Indianapolis (IN) News, April 2, 1908, p. 13. Columbus, Ind., April 2-Martin Vanest, a relative of William T. Vanest of whitecapping fame, came near losing his life on the road between here and Brown County yesterday afternoon. Vanest was driving a team that was hitched to a wagon loaded with baled hay. While crossing a stream, one of the wagon wheels gave way and Vanest was thrown from the top of the load. He was so badly injured that he lay in the water where he had fallen for about 30 minutes. Fortunately, the stream was small and low and he managed to keep his head above the water. The chilling water soon began to benumb the injured man and by making a painful effort, he crawled to the bank where he lay in his wet clothing until some men came along and helped him to the house of a neighbor. His fall dislocated his left shoulder, injured his back and he is bruised and otherwise hurt.

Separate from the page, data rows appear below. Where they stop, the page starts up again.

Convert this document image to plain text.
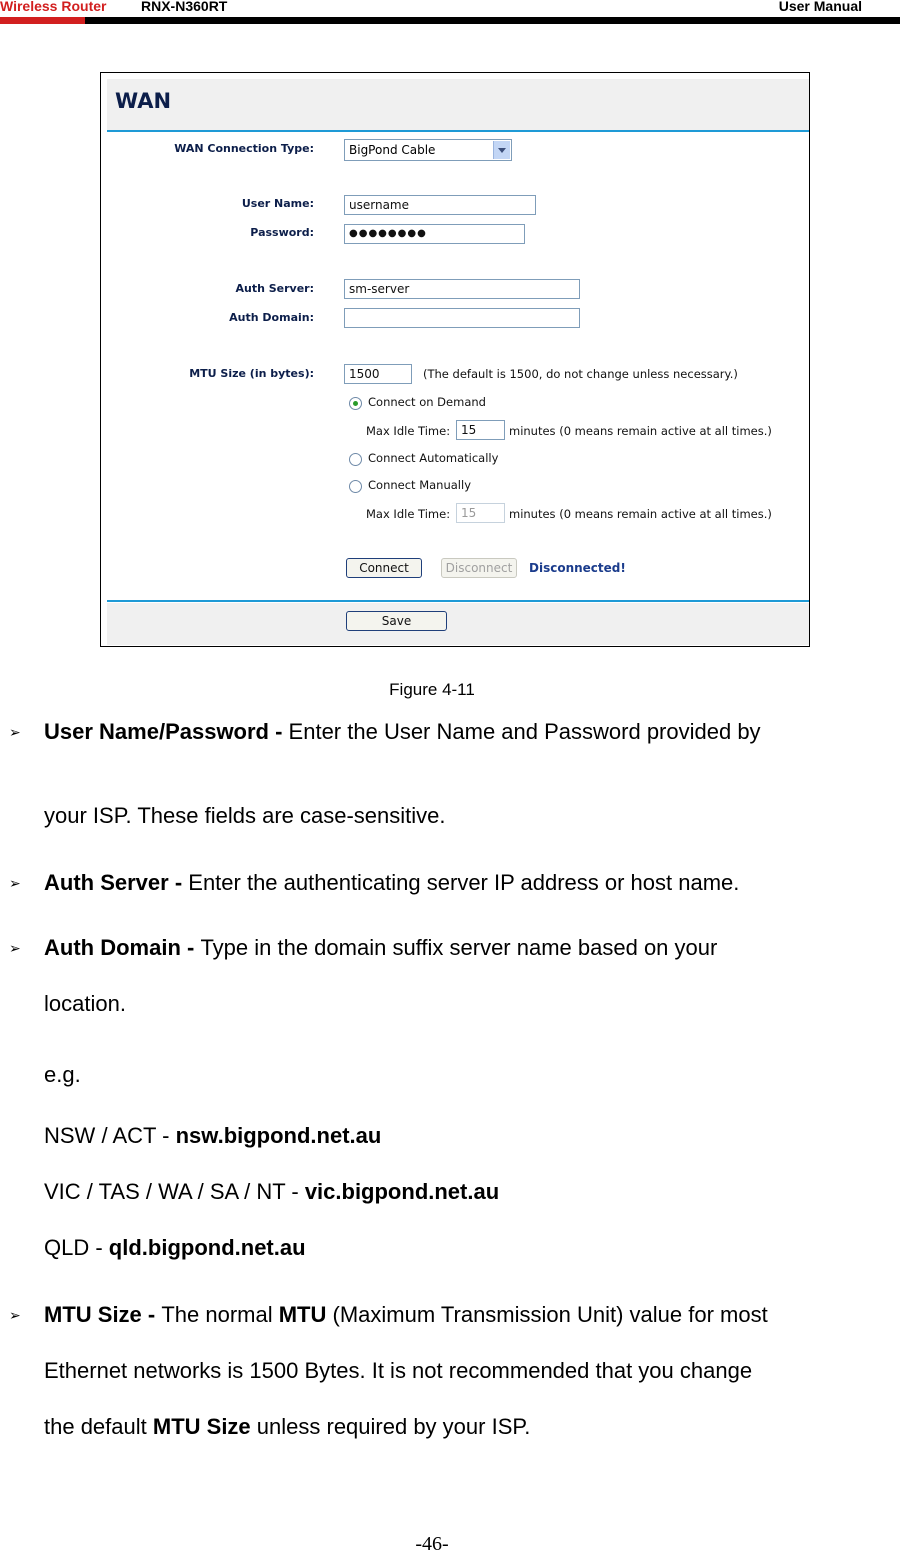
Wireless Router RNX-N360RT	User Manual
WAN
WAN Connection Type:	BigPond Cable
User Name:	username
Password:	●●●●●●●●
Auth Server:	sm-server
Auth Domain:
MTU Size (in bytes):	1500	(The default is 1500, do not change unless necessary.)
Connect on Demand
Max Idle Time: 15	minutes (0 means remain active at all times.)
Connect Automatically
Connect Manually
Max Idle Time: 15	minutes (0 means remain active at all times.)
Connect	Disconnect	Disconnected!
Save
Figure 4-11
➢ User Name/Password - Enter the User Name and Password provided by
your ISP. These fields are case-sensitive.
➢ Auth Server - Enter the authenticating server IP address or host name.
➢ Auth Domain - Type in the domain suffix server name based on your
location.
e.g.
NSW / ACT - nsw.bigpond.net.au
VIC / TAS / WA / SA / NT - vic.bigpond.net.au
QLD - qld.bigpond.net.au
➢ MTU Size - The normal MTU (Maximum Transmission Unit) value for most
Ethernet networks is 1500 Bytes. It is not recommended that you change
the default MTU Size unless required by your ISP.
-46-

Columbus (IN) Republican, March 15, 1881, p0. 4. The Strahl divorce case, an account of which was given by the Republican yesterday, was compromised this afternoon through the intervention of Mrs. William Gilgour (sic), a sister of the plaintiff, Mrs. Strahl. The plaintiff and defendant have equally divided their property and agree to live apart hereafter, though without a divorce.